The system is not broken by accident. It has been shaped — whether by design or by accumulated precedent — in a way that heavily favours families who know how to navigate it, can afford to fight it, or happen to find the right advice at the right time. Everyone else absorbs the refusal and moves on, often believing the decision is final.
It isn’t.
What the EHCP process is supposed to look like
The Education, Health and Care Plan process is governed by the Children and Families Act 2014 and the SEND Code of Practice. In theory, it’s a joined-up, needs-led process: your local authority assesses your child, identifies their needs, and creates a legally binding plan setting out the support they must receive.
In practice, local authorities are under enormous financial pressure. EHCPs cost money to implement. And the system — whether intentionally or not — is structured in a way that makes it easier to say no than yes.
The numbers that matter
- 2 in 3 initial EHCP requests are refused
- 98% of tribunal appeals result in a decision in favour of the family
- The average wait for a tribunal hearing: months of additional delay on top of an already stretched process
- Families who appeal: a small fraction of those who were refused
That last point matters most. The vast majority of families who receive a refusal don’t appeal. Not because their child doesn’t need an EHCP — but because they don’t know they can, don’t know how, can’t face it, or have already been exhausted by the process.
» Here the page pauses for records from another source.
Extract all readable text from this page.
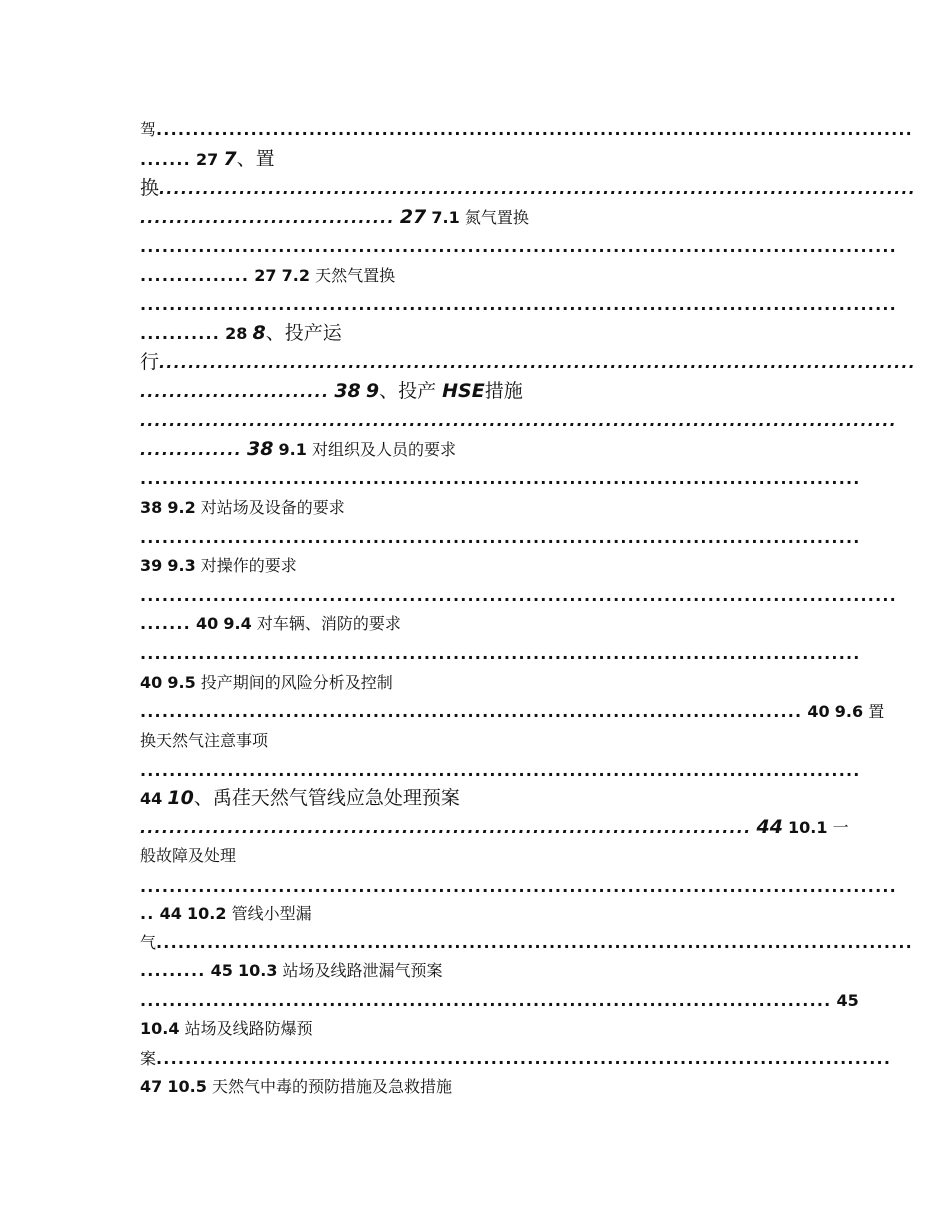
驾........................................................................................................
....... 27 7、置
换........................................................................................................
................................... 27 7.1 氮气置换
........................................................................................................
............... 27 7.2 天然气置换
........................................................................................................
........... 28 8、投产运
行........................................................................................................
.......................... 38 9、投产 HSE措施
........................................................................................................
.............. 38 9.1 对组织及人员的要求
...................................................................................................
38 9.2 对站场及设备的要求
...................................................................................................
39 9.3 对操作的要求
........................................................................................................
....... 40 9.4 对车辆、消防的要求
...................................................................................................
40 9.5 投产期间的风险分析及控制
........................................................................................... 40 9.6 置
换天然气注意事项
...................................................................................................
44 10、禹荏天然气管线应急处理预案
.................................................................................... 44 10.1 一
般故障及处理
........................................................................................................
.. 44 10.2 管线小型漏
气........................................................................................................
......... 45 10.3 站场及线路泄漏气预案
............................................................................................... 45
10.4 站场及线路防爆预
案.....................................................................................................
47 10.5 天然气中毒的预防措施及急救措施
What this means in practice
The system doesn’t just disadvantage families who lack resources. It disadvantages families who are already overwhelmed — which, almost by definition, is most SEND families.
You are fighting for your child while managing their day-to-day needs, often with very little sleep, often while masking your own neurodivergence, often while also holding down work and everything else life requires.
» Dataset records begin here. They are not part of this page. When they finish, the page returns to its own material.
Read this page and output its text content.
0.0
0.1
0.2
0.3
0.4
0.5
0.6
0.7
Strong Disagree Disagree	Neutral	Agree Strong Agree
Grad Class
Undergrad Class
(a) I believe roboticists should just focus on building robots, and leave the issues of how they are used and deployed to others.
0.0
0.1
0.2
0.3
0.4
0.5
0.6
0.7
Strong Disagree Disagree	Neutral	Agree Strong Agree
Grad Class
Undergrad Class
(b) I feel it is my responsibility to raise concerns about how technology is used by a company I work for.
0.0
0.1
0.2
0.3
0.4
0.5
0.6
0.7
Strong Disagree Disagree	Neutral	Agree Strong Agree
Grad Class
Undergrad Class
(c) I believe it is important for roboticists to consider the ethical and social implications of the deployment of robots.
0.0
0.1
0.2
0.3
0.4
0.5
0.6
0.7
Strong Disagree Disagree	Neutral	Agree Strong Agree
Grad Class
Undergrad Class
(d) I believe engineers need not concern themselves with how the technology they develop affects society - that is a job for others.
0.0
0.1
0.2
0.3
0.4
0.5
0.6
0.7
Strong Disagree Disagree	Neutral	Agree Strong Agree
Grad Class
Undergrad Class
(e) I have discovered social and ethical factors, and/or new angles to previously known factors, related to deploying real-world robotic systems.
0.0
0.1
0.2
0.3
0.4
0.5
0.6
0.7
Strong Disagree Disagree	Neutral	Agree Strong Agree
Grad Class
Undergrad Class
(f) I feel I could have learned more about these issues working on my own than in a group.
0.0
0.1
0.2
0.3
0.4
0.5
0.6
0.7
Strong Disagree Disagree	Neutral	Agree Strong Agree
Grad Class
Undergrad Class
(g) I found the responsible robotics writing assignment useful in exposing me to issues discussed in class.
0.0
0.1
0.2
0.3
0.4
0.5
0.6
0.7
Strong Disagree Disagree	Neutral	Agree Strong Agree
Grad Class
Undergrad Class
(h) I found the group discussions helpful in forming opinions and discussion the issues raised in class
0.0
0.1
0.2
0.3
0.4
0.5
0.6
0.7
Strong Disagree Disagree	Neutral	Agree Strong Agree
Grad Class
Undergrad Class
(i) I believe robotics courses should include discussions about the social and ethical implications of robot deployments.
And you’re being asked to navigate a process that was designed by lawyers, implemented by overstretched local authority teams, and adjudicated by a tribunal system that only a fraction of families even reach.
What you can actually do
1. Know that a refusal is not the end. A refusal at the request stage means you can appeal to the SEND Tribunal (also called the First-tier Tribunal). The deadline is usually within 2 months of the decision.
2. Get independent advice early. IPSEA (Independent Provider of Special Education Advice) offers free legal advice to families navigating the SEND system. They are one of the most important organisations you may not have heard of. SENDIASS (Special Educational Needs and Disabilities Information, Advice and Support Service) is another — available in every local authority area, and free.
3. Document everything. Keep every letter, every email, every assessment report. The paper trail matters enormously if you reach tribunal — or even if you need to push back before you get there.
4. Know the timescales. Local authorities have legal deadlines at every stage of the EHCP process. Many families don’t know these exist — or don’t know they can challenge delays. They can, and it matters.
5. You don’t have to do this alone. Parent-led groups, charities, and — increasingly — communities of families who’ve been through it can be an enormous source of support. The knowledge that exists within those networks is extraordinary.
The SEND system is hard. It’s hard because it was built on assumptions that don’t hold for most of the families it’s supposed to serve. But it can be navigated — and knowing how the game is set up is the first step to playing it better.